她在玄关处换了鞋,将挎包放进玄关的柜子里,恰逢老王走过来,安然问:“王叔,遇白起床了吗?”
“还没有。”
“我回来的路上看到微博话题一直在往上涨,遇白昨晚打人了?”博主爆出来的那张图片虽然只有身形轮廓,但安然还是看出来,那就是韩遇白无疑。
“您知道他为什么打人吗?”
老王摇了摇头,“我不是很清楚,但宋少爷提了几句,应该是少爷这次出差工作问题。”
见着安然,老王心里还是很开心的。
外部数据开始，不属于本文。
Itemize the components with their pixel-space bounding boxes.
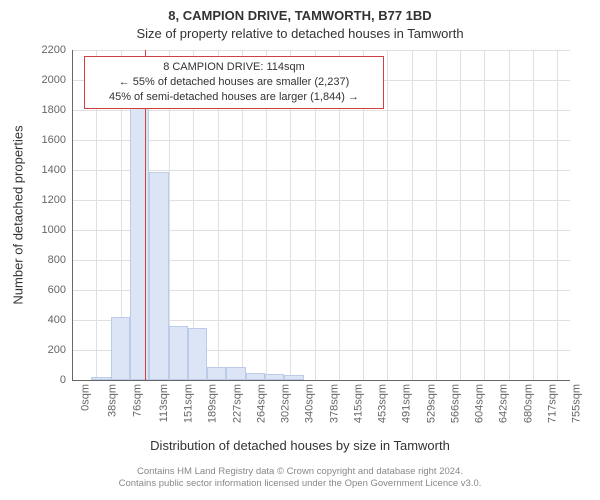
y-tick-label: 400 [48, 314, 72, 326]
y-axis-label: Number of detached properties [11, 125, 26, 304]
x-tick-label: 113sqm [158, 384, 170, 422]
x-tick-label: 38sqm [107, 384, 119, 417]
y-tick-label: 2000 [42, 74, 72, 86]
gridline-vertical [460, 50, 461, 380]
x-tick-label: 264sqm [255, 384, 267, 423]
x-tick-label: 755sqm [571, 384, 583, 423]
histogram-bar [246, 373, 265, 381]
histogram-chart: 0200400600800100012001400160018002000220… [72, 50, 570, 380]
y-tick-label: 1400 [42, 164, 72, 176]
x-tick-label: 378sqm [328, 384, 340, 423]
x-tick-label: 491sqm [401, 384, 413, 423]
x-tick-label: 566sqm [449, 384, 461, 423]
histogram-bar [188, 328, 207, 381]
x-tick-label: 189sqm [207, 384, 219, 423]
x-tick-label: 717sqm [546, 384, 558, 423]
page-subtitle: Size of property relative to detached ho… [0, 26, 600, 41]
x-axis-line [72, 380, 570, 381]
histogram-bar [149, 172, 168, 381]
footer-line2: Contains public sector information licen… [119, 478, 482, 489]
annotation-line2: ← 55% of detached houses are smaller (2,… [91, 75, 377, 90]
y-tick-label: 1600 [42, 134, 72, 146]
y-tick-label: 1000 [42, 224, 72, 236]
x-tick-label: 604sqm [474, 384, 486, 423]
gridline-vertical [436, 50, 437, 380]
y-tick-label: 1800 [42, 104, 72, 116]
gridline-vertical [412, 50, 413, 380]
y-tick-label: 800 [48, 254, 72, 266]
gridline-horizontal [72, 50, 570, 51]
x-tick-label: 340sqm [304, 384, 316, 423]
x-axis-label: Distribution of detached houses by size … [0, 438, 600, 453]
x-tick-label: 151sqm [183, 384, 195, 423]
footer-attribution: Contains HM Land Registry data © Crown c… [0, 466, 600, 491]
footer-line1: Contains HM Land Registry data © Crown c… [137, 466, 463, 477]
annotation-line1: 8 CAMPION DRIVE: 114sqm [91, 60, 377, 75]
y-axis-line [72, 50, 73, 380]
x-tick-label: 0sqm [79, 384, 91, 411]
x-tick-label: 642sqm [498, 384, 510, 423]
annotation-line3: 45% of semi-detached houses are larger (… [91, 90, 377, 105]
annotation-box: 8 CAMPION DRIVE: 114sqm← 55% of detached… [84, 56, 384, 109]
histogram-bar [169, 326, 188, 380]
gridline-vertical [557, 50, 558, 380]
x-tick-label: 453sqm [377, 384, 389, 423]
histogram-bar [207, 367, 226, 380]
y-tick-label: 200 [48, 344, 72, 356]
y-tick-label: 1200 [42, 194, 72, 206]
x-tick-label: 227sqm [231, 384, 243, 423]
gridline-vertical [484, 50, 485, 380]
histogram-bar [226, 367, 245, 381]
x-tick-label: 415sqm [352, 384, 364, 423]
gridline-vertical [387, 50, 388, 380]
gridline-vertical [509, 50, 510, 380]
x-tick-label: 529sqm [425, 384, 437, 423]
y-tick-label: 2200 [42, 44, 72, 56]
gridline-vertical [533, 50, 534, 380]
y-tick-label: 600 [48, 284, 72, 296]
x-tick-label: 76sqm [131, 384, 143, 417]
x-tick-label: 680sqm [522, 384, 534, 423]
page-title: 8, CAMPION DRIVE, TAMWORTH, B77 1BD [0, 8, 600, 23]
y-tick-label: 0 [60, 374, 72, 386]
x-tick-label: 302sqm [280, 384, 292, 423]
histogram-bar [111, 317, 130, 380]
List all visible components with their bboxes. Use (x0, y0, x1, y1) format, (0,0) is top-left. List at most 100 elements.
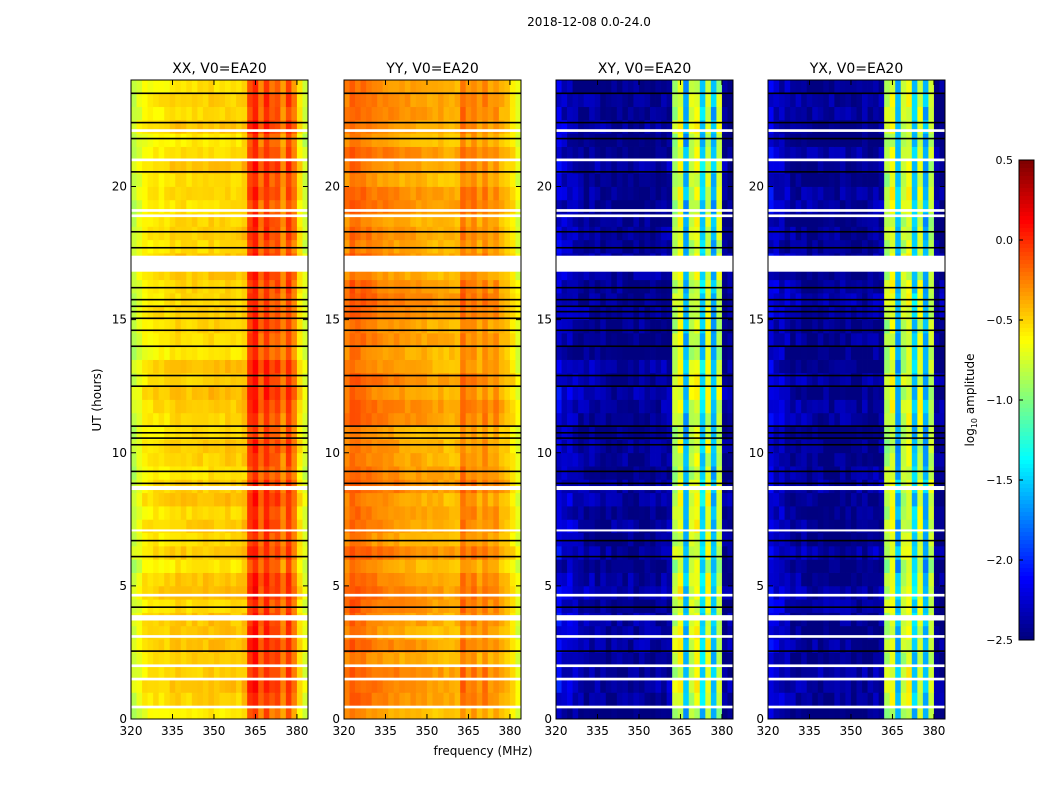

昨晚韩遇白醉酒拉着他,让他去调查安然的信息,说要娶这个漂亮的小姑娘。
“我先上楼看看他。”
老王笑道:“少爷在侧卧,他昨晚喝醉了,我也挪不动他。一身酒气,便把他放在侧卧了。”
“知道了。”安然应着。
安然前脚刚上楼,别墅门铃就响了。老王走去玄关开了门,是邮政快递小哥送来了寄件。
“这里有一封文件请您签收。”
老王看了一眼地址,寄件人是私密,而送件地址填的确实是北山别墅,而且还是韩遇白收。
老王替韩遇白签下了。
他接过那份用信纸包着的文件,与快递小哥道了声谢,便拿着东西关了门。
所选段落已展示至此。